Il viaggio continuò fino al tramonto di quel giorno, quando finalmente raggiunsero Ludringa. Aggirarono la città ad almeno cinque miglia di distanza, preoccupati di essere avvistati dalle guardie. Raggiunsero il bosco quando gli ultimi bagliori di luce scomparvero all’orizzonte. Si sentiva lo scrosciare del fiume, era così rilassante e allo stesso tempo così terrificante. Si accamparono, cercando di costruire tende di fortuna. Ma c’era comunque chi, come Aura, preferiva dormire appoggiata alla sua cavalla: non era la prima volta che lo faceva, questo le aveva dato un senso di sicurezza quando avevano viaggiato da sole da Firenze alla foresta delle moar, cercava la stessa sensazione adesso. Poi c’era chi dormiva appoggiato ad un albero, come Yar e Jude, o chi preferiva gli spazzi vuoti sui carretti, tra armi e cibo, come Uline e Joseph. Quella sera fu senza turni di guardia, dormirono tutti, ma l’atmosfera era talmente tesa che se un pesce avesse tentato un’acrobazia nel fiume, sarebbero scattati tutti in piedi.
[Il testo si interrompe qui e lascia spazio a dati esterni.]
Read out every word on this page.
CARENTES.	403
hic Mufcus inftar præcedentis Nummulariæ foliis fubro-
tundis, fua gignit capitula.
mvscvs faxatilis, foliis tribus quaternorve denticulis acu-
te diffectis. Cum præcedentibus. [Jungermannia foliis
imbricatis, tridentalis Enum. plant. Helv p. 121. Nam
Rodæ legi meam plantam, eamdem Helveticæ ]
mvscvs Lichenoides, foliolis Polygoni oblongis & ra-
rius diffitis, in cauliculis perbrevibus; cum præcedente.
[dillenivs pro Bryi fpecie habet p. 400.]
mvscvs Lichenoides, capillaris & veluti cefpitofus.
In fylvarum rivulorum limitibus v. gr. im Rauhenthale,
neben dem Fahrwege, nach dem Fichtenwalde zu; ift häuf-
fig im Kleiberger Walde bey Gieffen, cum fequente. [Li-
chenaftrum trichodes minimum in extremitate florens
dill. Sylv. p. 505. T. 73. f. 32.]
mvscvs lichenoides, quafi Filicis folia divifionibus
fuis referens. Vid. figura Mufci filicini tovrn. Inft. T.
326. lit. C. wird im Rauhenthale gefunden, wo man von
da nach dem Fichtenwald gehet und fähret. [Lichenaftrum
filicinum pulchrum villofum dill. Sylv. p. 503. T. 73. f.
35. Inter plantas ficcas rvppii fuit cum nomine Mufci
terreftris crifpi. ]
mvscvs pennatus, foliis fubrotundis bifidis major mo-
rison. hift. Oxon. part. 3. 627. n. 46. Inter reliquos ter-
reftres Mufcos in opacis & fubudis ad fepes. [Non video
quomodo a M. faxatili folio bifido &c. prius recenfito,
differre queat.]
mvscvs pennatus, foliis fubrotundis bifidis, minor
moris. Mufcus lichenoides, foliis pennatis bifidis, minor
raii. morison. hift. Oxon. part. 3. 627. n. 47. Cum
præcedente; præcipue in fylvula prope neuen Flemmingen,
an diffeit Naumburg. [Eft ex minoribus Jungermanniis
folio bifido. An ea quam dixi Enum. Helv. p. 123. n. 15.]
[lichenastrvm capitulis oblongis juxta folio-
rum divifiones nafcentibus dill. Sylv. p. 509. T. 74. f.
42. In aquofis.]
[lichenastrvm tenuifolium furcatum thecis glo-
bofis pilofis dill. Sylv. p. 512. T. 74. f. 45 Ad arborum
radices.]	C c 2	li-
Si svegliarono con il rumore dei grilli, segno che era l’alba. Il freddo e l’umidità della notte si fecero sentire subito, chi aveva dormito fuori da quelle tende di fortuna o senza qualcosa a coprirli si ritrovò intorpidito e con una sensazione di tremore. Quando furono tutti svegli, Aura disse di accendere diversi fuochi, stando attenti a non causare un incendio.